この映画版は、テレビ版のプレも兼ねるという様々な商的必要性があったために、テレビ版『ウルトラマンコスモス』における主人公チームが乗り込む戦闘機の、玩具的プレイバリューを広げる要素の核になるべき、コアモジュールシステムを、この前日譚になる映画版でもしっかり布石を置きたかった意気込みは充分に感じられる。
(メカニカル的な売り要素を「そこ」に絞り込んだからこそ、この商品はその冠を「コアモジュールプロト」というネーミングで飾り、連携性をアピールしているのだ)

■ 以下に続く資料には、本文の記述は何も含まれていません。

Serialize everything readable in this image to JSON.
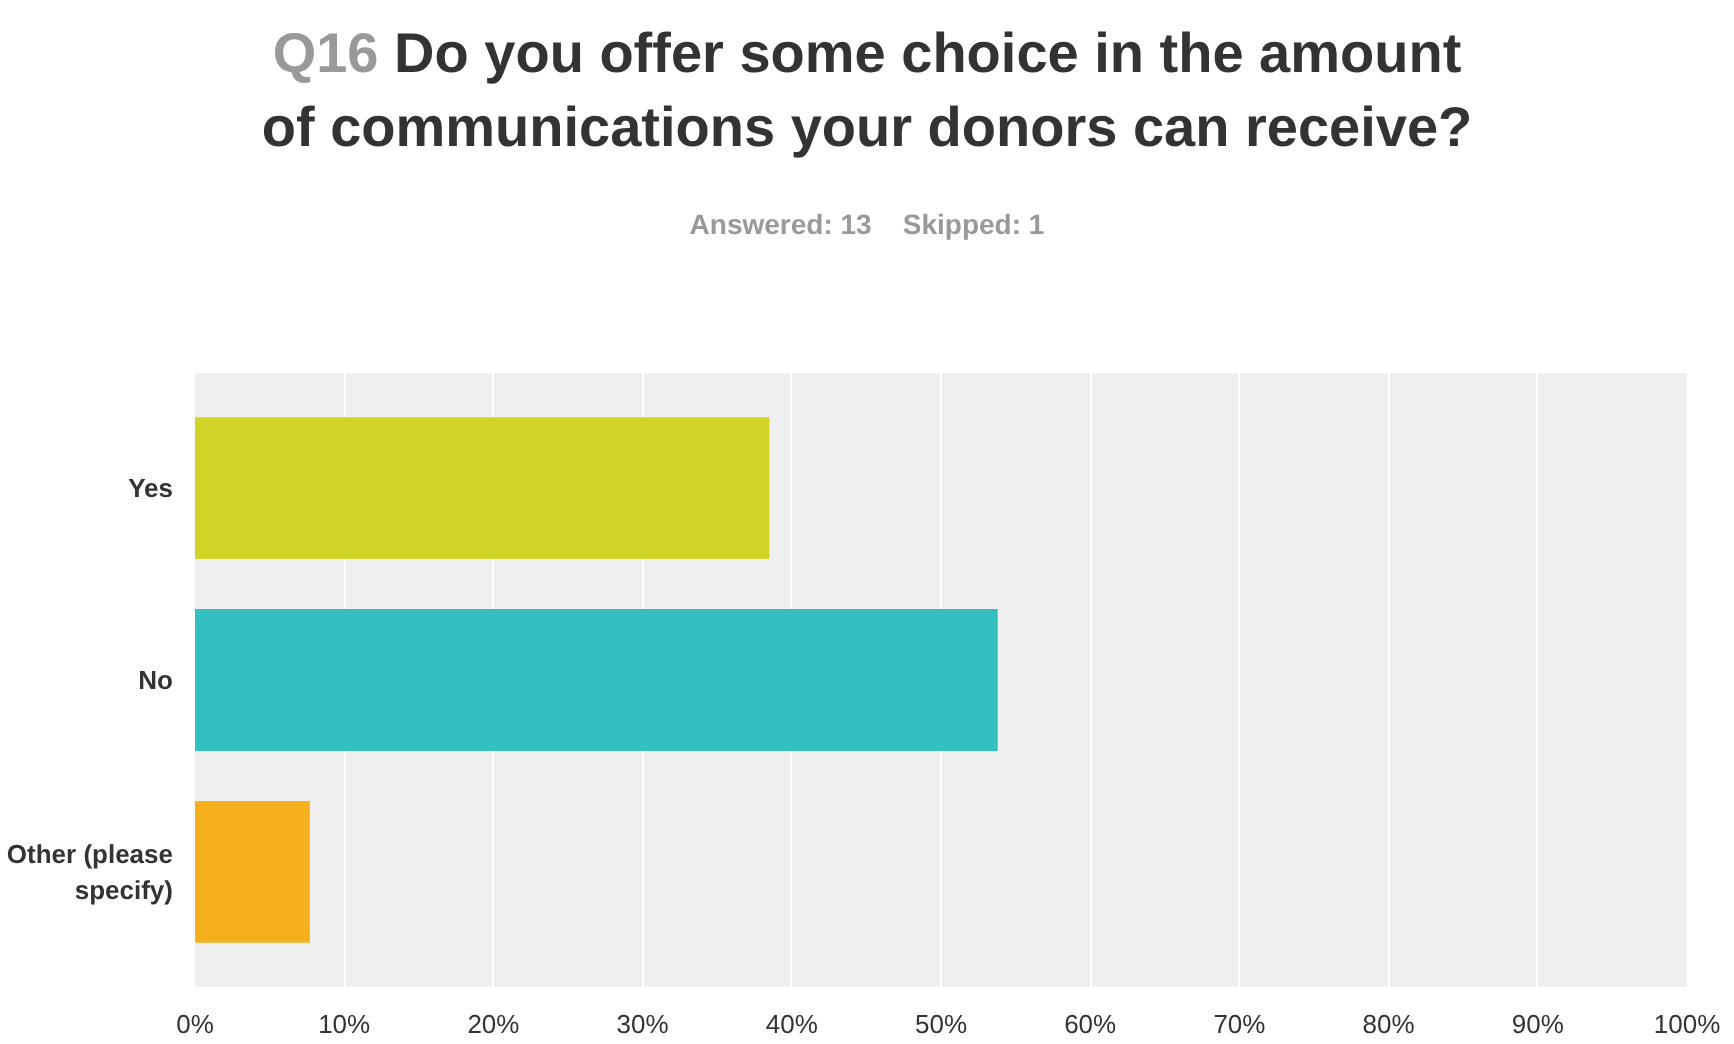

それゆえか、そのコアモジュールシステムのメカシステムの再現は完璧だが、逆に、分離合体する意義や意味が見出せず、分離させてみても玩具的に面白さがない上に、そもそも本編での演出的に、メカが分離する必然性がどこにもなかったという、不条理で肩透かしな印象ももたらしてしまうメカ玩具になってしまっている。

トロイトータル合体状態

いにしえの『帰ってきたウルトラマン』(1971年)のMATジャイロを思わせる仕様の、ローターの角度の調整のしやすさや、フィン回転の軽さは、さすがバンダイの設計で、基本的に現代的玩具ゆえに、全体はABS樹脂製で合金は使われていない。
突き出したアンテナや差し替え部分には、安全性を優先してか、PVC製の軟質部品も多く使われているが、全体的な成型色や塗装等は、チープさを一切感じさせない仕上がりになっている。
イマドキの玩具だからか、この機体の所属する組織が戦闘チームではないからか、ミサイル発射等、往年のウルトラ戦闘機玩具では定番だったギミックは一切ないが、逆にこの、トロイトータル号にはしっくり似合う仕様になっている。
今回はこの傑作玩具を、説明書の指示通りにシールを貼って、後は軽く墨入れだけをして、撮影に使用した。